One big difference between this progeny test and a typical stud bull breeding business is that a large number of steers and heifers are slaughtered, generating valuable carcase data. “The second thing is we are continuing to collect maternal performance data under conditions where cows are challenged commercially.”

Archer says demonstrating the power of cross breeding is another goal from the overall INZB progeny test which will compare performance of Hereford, Angus, Hereford-Angus-cross (both ways)  and Simmental-Angus-cross heifers and steers.

Hereford and Angus bulls are used across both sites, while Simmental are also included at Lochinver. “In my view, cross-breeding has been under-used by the NZ commercial beef production industry. This will also give us the chance to investigate and roll out some new traits which will help farmers select better bulls for their beef production strategy.”

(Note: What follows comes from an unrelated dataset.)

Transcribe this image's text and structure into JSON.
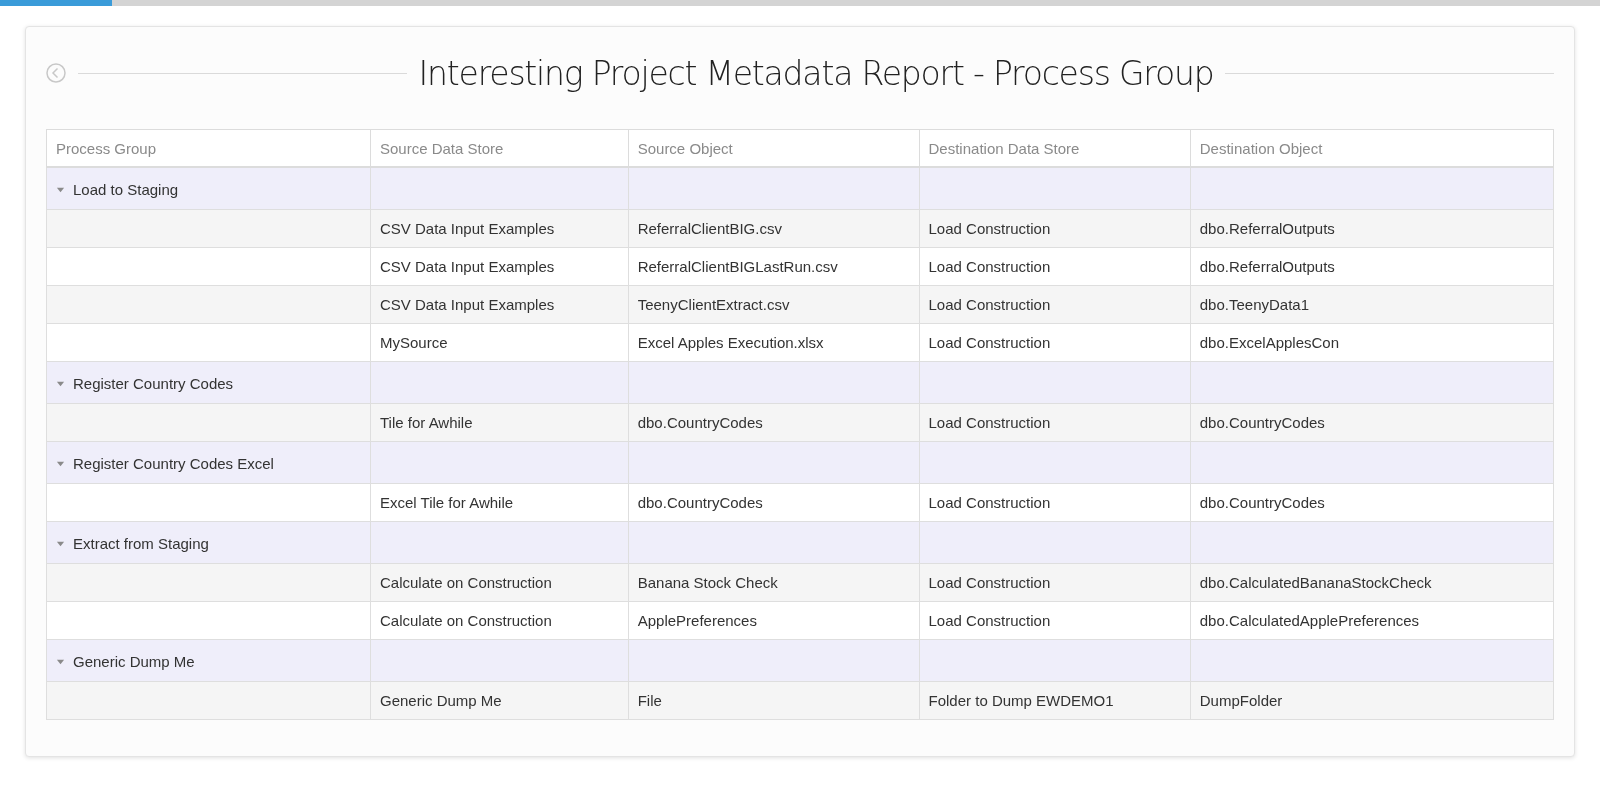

Cross-breeding delivers more advantage from the growth traits which are moderate to highly heritable. “Crossbreeding itself doesn’t tend to do a lot for carcase traits because they are highly heritable,” continues Archer. “But introducing the second breed in terms of growth, and a more carcase-orientated breed (like the Simmental), that breed difference can do quite a bit for the carcase traits too.”

Reproduction and maternal traits are hard to improve from a purebred breeding perspective, but Archer says that’s where you get ‘real bang for your buck’ in a cross-breeding situation, provided a farmer is prepared to manage the complexities of maintaining a crossbred cow herd.

Another new development for the progeny test is the trialing of cow tag technology currently being increasingly used in the dairy sector. The tags gather real time data from the cows’ eating and movement, enabling the researchers to pinpoint when animals come on heat and when they cycle again following having their calf.